Figure 3. Patterns of dynamic lncRNA expression.

a, Number of differentially expressed (DE) protein-coding genes and dynamic lncRNAs between adjacent developmental stages (additional species in Extended Data Fig. 6a). b, Number of dynamic lncRNAs (n = 5,622) expressed and c, fraction of those conserved (evolutionary age ≥ 80 million years), during mouse organ development. Lines estimated through loess regression; 95% confidence interval shown in gray. d, Tissue-specificity of lncRNAs with different developmental trajectories. Box plots represent median ± 25th and 75th percentiles, whiskers at 1.5 times the interquartile range. e, Proportions of lncRNAs with different developmental trajectories among functionally characterized lncRNAs (n = 59) and f, CRISPRi growth screen hits (n = 98). Data for the remaining organs in Extended Data Fig. 8. In c-e, statistical tests are two-sided.

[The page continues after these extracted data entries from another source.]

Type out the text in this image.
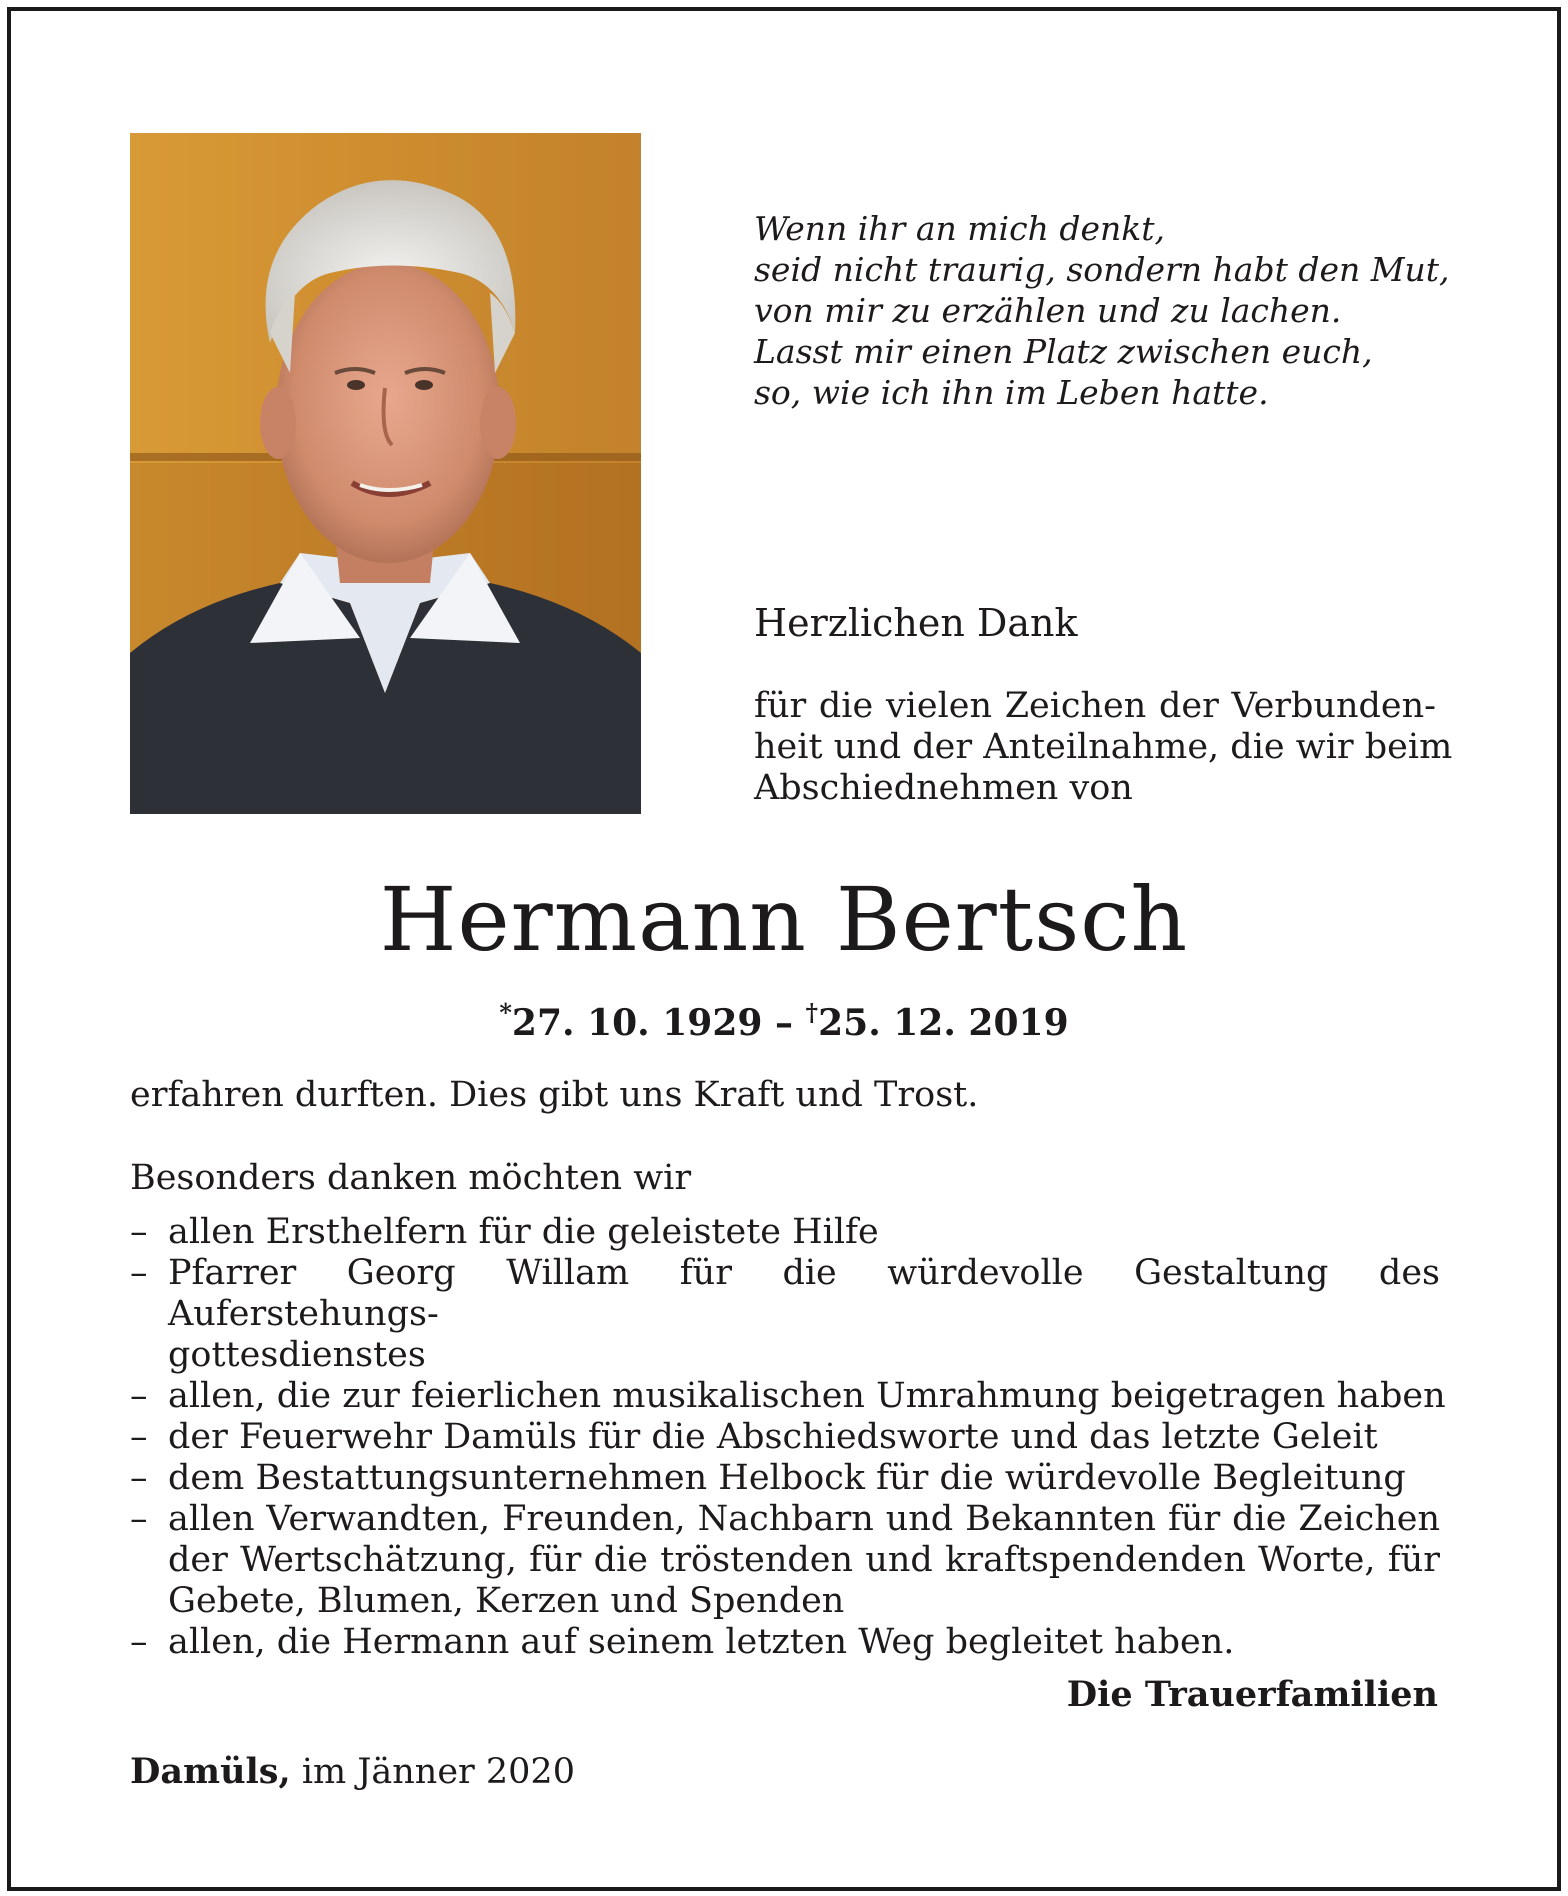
Wenn ihr an mich denkt,
seid nicht traurig, sondern habt den Mut,
von mir zu erzählen und zu lachen.
Lasst mir einen Platz zwischen euch,
so, wie ich ihn im Leben hatte.
Herzlichen Dank
für die vielen Zeichen der Verbunden-
heit und der Anteilnahme, die wir beim
Abschiednehmen von
Hermann Bertsch
*27. 10. 1929 – †25. 12. 2019
erfahren durften. Dies gibt uns Kraft und Trost.
Besonders danken möchten wir
– allen Ersthelfern für die geleistete Hilfe
– Pfarrer Georg Willam für die würdevolle Gestaltung des Auferstehungs-
gottesdienstes
– allen, die zur feierlichen musikalischen Umrahmung beigetragen haben
– der Feuerwehr Damüls für die Abschiedsworte und das letzte Geleit
– dem Bestattungsunternehmen Helbock für die würdevolle Begleitung
– allen Verwandten, Freunden, Nachbarn und Bekannten für die Zeichen
der Wertschätzung, für die tröstenden und kraftspendenden Worte, für
Gebete, Blumen, Kerzen und Spenden
– allen, die Hermann auf seinem letzten Weg begleitet haben.
Die Trauerfamilien
Damüls, im Jänner 2020
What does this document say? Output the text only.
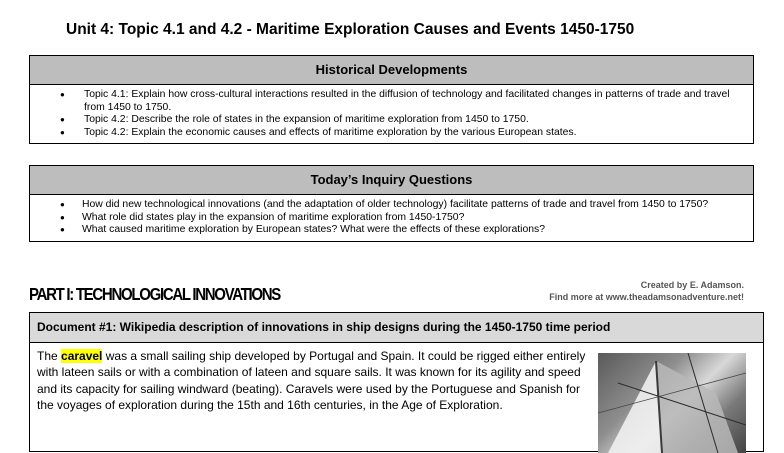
Unit 4: Topic 4.1 and 4.2 - Maritime Exploration Causes and Events 1450-1750
Historical Developments
● Topic 4.1: Explain how cross-cultural interactions resulted in the diffusion of technology and facilitated changes in patterns of trade and travel from 1450 to 1750.
● Topic 4.2: Describe the role of states in the expansion of maritime exploration from 1450 to 1750.
● Topic 4.2: Explain the economic causes and effects of maritime exploration by the various European states.
Today’s Inquiry Questions
● How did new technological innovations (and the adaptation of older technology) facilitate patterns of trade and travel from 1450 to 1750?
● What role did states play in the expansion of maritime exploration from 1450-1750?
● What caused maritime exploration by European states? What were the effects of these explorations?
PART I: TECHNOLOGICAL INNOVATIONS	Created by E. Adamson.
Find more at www.theadamsonadventure.net!
Document #1: Wikipedia description of innovations in ship designs during the 1450-1750 time period
The caravel was a small sailing ship developed by Portugal and Spain. It could be rigged either entirely with lateen sails or with a combination of lateen and square sails. It was known for its agility and speed and its capacity for sailing windward (beating). Caravels were used by the Portuguese and Spanish for the voyages of exploration during the 15th and 16th centuries, in the Age of Exploration.
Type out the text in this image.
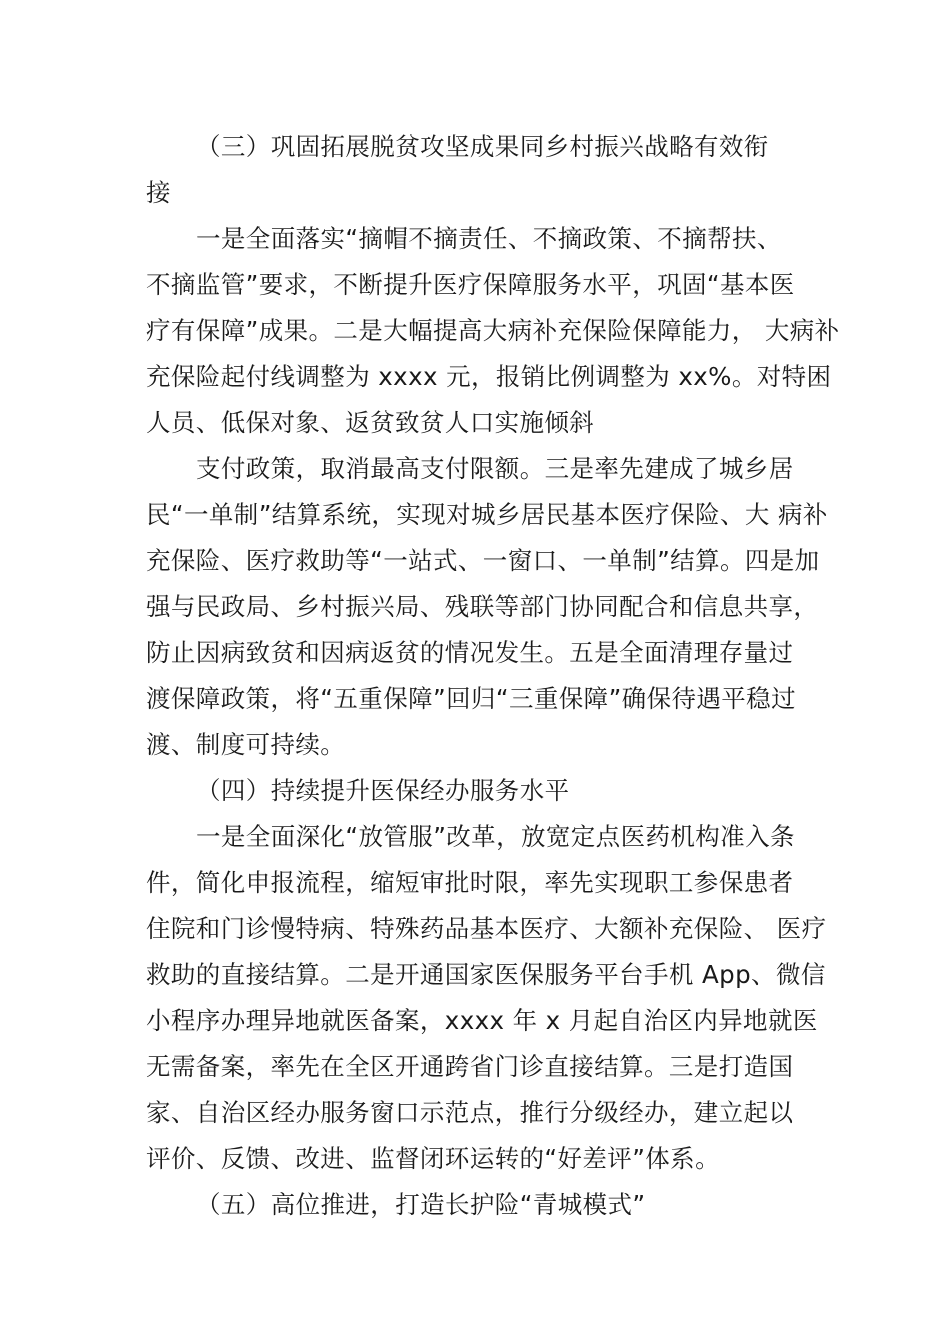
（三）巩固拓展脱贫攻坚成果同乡村振兴战略有效衔
接
一是全面落实“摘帽不摘责任、不摘政策、不摘帮扶、
不摘监管”要求，不断提升医疗保障服务水平，巩固“基本医
疗有保障”成果。二是大幅提高大病补充保险保障能力， 大病补
充保险起付线调整为 xxxx 元，报销比例调整为 xx%。对特困
人员、低保对象、返贫致贫人口实施倾斜
支付政策，取消最高支付限额。三是率先建成了城乡居
民“一单制”结算系统，实现对城乡居民基本医疗保险、大 病补
充保险、医疗救助等“一站式、一窗口、一单制”结算。四是加
强与民政局、乡村振兴局、残联等部门协同配合和信息共享，
防止因病致贫和因病返贫的情况发生。五是全面清理存量过
渡保障政策，将“五重保障”回归“三重保障”确保待遇平稳过
渡、制度可持续。
（四）持续提升医保经办服务水平
一是全面深化“放管服”改革，放宽定点医药机构准入条
件，简化申报流程，缩短审批时限，率先实现职工参保患者
住院和门诊慢特病、特殊药品基本医疗、大额补充保险、 医疗
救助的直接结算。二是开通国家医保服务平台手机 App、微信
小程序办理异地就医备案，xxxx 年 x 月起自治区内异地就医
无需备案，率先在全区开通跨省门诊直接结算。三是打造国
家、自治区经办服务窗口示范点，推行分级经办，建立起以
评价、反馈、改进、监督闭环运转的“好差评”体系。
（五）高位推进，打造长护险“青城模式”
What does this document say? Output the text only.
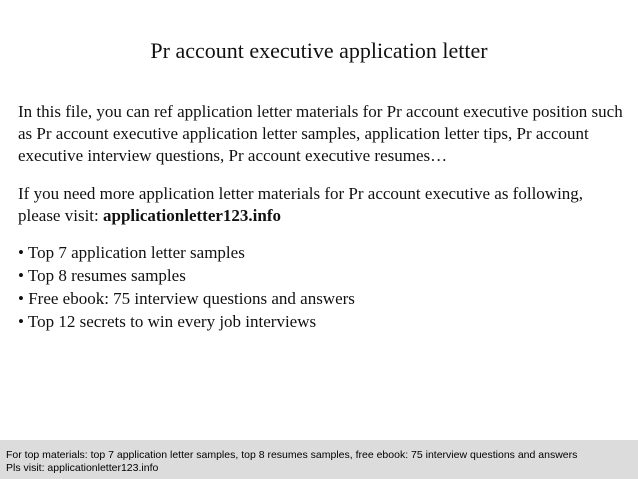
Pr account executive application letter

In this file, you can ref application letter materials for Pr account executive position such as Pr account executive application letter samples, application letter tips, Pr account executive interview questions, Pr account executive resumes…

If you need more application letter materials for Pr account executive as following, please visit: applicationletter123.info

• Top 7 application letter samples
• Top 8 resumes samples
• Free ebook: 75 interview questions and answers
• Top 12 secrets to win every job interviews
For top materials: top 7 application letter samples, top 8 resumes samples, free ebook: 75 interview questions and answers
Pls visit: applicationletter123.info
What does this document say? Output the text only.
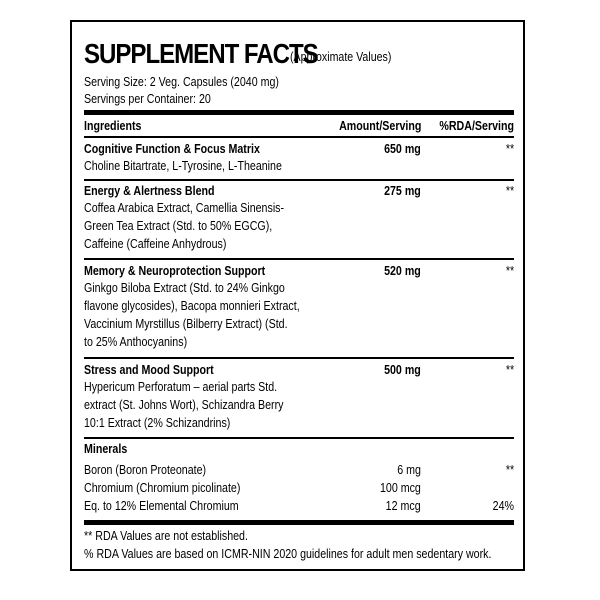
SUPPLEMENT FACTS
(Approximate Values)
Serving Size: 2 Veg. Capsules (2040 mg)
Servings per Container: 20
Ingredients	Amount/Serving %RDA/Serving
Cognitive Function & Focus Matrix	650 mg	**
Choline Bitartrate, L-Tyrosine, L-Theanine
Energy & Alertness Blend	275 mg	**
Coffea Arabica Extract, Camellia Sinensis-
Green Tea Extract (Std. to 50% EGCG),
Caffeine (Caffeine Anhydrous)
Memory & Neuroprotection Support	520 mg	**
Ginkgo Biloba Extract (Std. to 24% Ginkgo
flavone glycosides), Bacopa monnieri Extract,
Vaccinium Myrstillus (Bilberry Extract) (Std.
to 25% Anthocyanins)
Stress and Mood Support	500 mg	**
Hypericum Perforatum – aerial parts Std.
extract (St. Johns Wort), Schizandra Berry
10:1 Extract (2% Schizandrins)
Minerals
Boron (Boron Proteonate)	6 mg	**
Chromium (Chromium picolinate)	100 mcg
Eq. to 12% Elemental Chromium	12 mcg	24%
** RDA Values are not established.
% RDA Values are based on ICMR-NIN 2020 guidelines for adult men sedentary work.
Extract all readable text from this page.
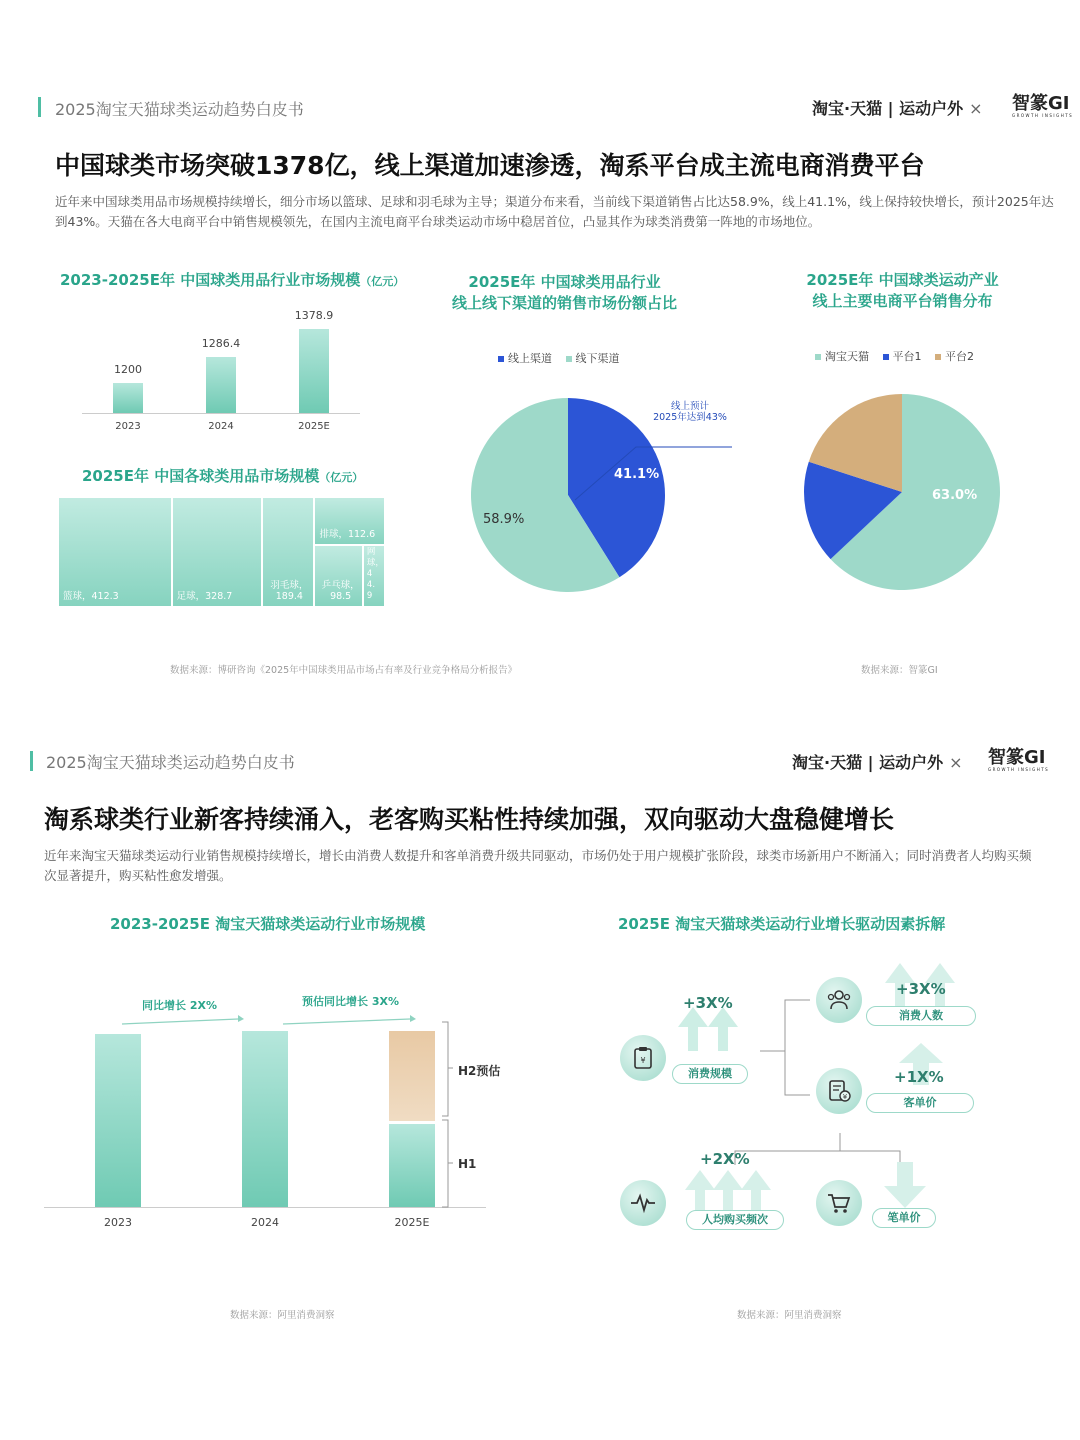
2025淘宝天猫球类运动趋势白皮书	淘宝·天猫 | 运动户外 ×	智篆GI
GROWTH INSIGHTS
中国球类市场突破1378亿，线上渠道加速渗透，淘系平台成主流电商消费平台
近年来中国球类用品市场规模持续增长，细分市场以篮球、足球和羽毛球为主导；渠道分布来看，当前线下渠道销售占比达58.9%，线上41.1%，线上保持较快增长，预计2025年达到43%。天猫在各大电商平台中销售规模领先，在国内主流电商平台球类运动市场中稳居首位，凸显其作为球类消费第一阵地的市场地位。
2023-2025E年 中国球类用品行业市场规模（亿元）
2025E年 中国各球类用品市场规模（亿元）
2025E年 中国球类用品行业
线上线下渠道的销售市场份额占比
线上渠道 线下渠道
线上预计
2025年达到43%
41.1%
58.9%
2025E年 中国球类运动产业
线上主要电商平台销售分布
淘宝天猫 平台1 平台2
63.0%
数据来源：博研咨询《2025年中国球类用品市场占有率及行业竞争格局分析报告》	数据来源：智篆GI
1200
2023
1286.4
2024
1378.9
2025E
篮球，412.3	足球，328.7
羽毛球，189.4
排球，112.6
乒乓球，98.5
网球，44.9
2025淘宝天猫球类运动趋势白皮书	淘宝·天猫 | 运动户外 ×	智篆GI
GROWTH INSIGHTS
淘系球类行业新客持续涌入，老客购买粘性持续加强，双向驱动大盘稳健增长
近年来淘宝天猫球类运动行业销售规模持续增长，增长由消费人数提升和客单消费升级共同驱动，市场仍处于用户规模扩张阶段，球类市场新用户不断涌入；同时消费者人均购买频次显著提升，购买粘性愈发增强。
2023-2025E 淘宝天猫球类运动行业市场规模
同比增长 2X%	预估同比增长 3X%
H2预估
H1
2025E 淘宝天猫球类运动行业增长驱动因素拆解
¥
+3X%
消费规模
+3X%
消费人数
¥
+1X%
客单价
+2X%
人均购买频次	笔单价
数据来源：阿里消费洞察	数据来源：阿里消费洞察
2023	2024	2025E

Figure 4. Co-expression with adjacent protein-coding genes.

a, Density distributions of the Pearson correlation coefficients between a protein-coding gene and its nearest dynamic lncRNA (n = 4,722) and protein-coding gene (control; n = 3,382). b, Enriched biological processes among protein-coding genes with significantly higher expression correlation with their adjacent dynamic lncRNA than with the control protein-coding gene (n = 449; Benjamini-Hochberg adjusted P < 0.01, hypergeometric test). c, Fraction of positionally-conserved lncRNAs (pcRNAs) among all lncRNAs (n = 31,678), developmentally dynamic lncRNAs (n = 5,887) and lncRNAs co-expressed with their adjacent protein-coding genes (n = 411). d, Overlap between human and mouse protein-coding genes that have a significantly higher expression correlation (Pearson’s r) with their adjacent dynamic lncRNA than with the control protein-coding gene. In a-c, statistical tests are two-sided.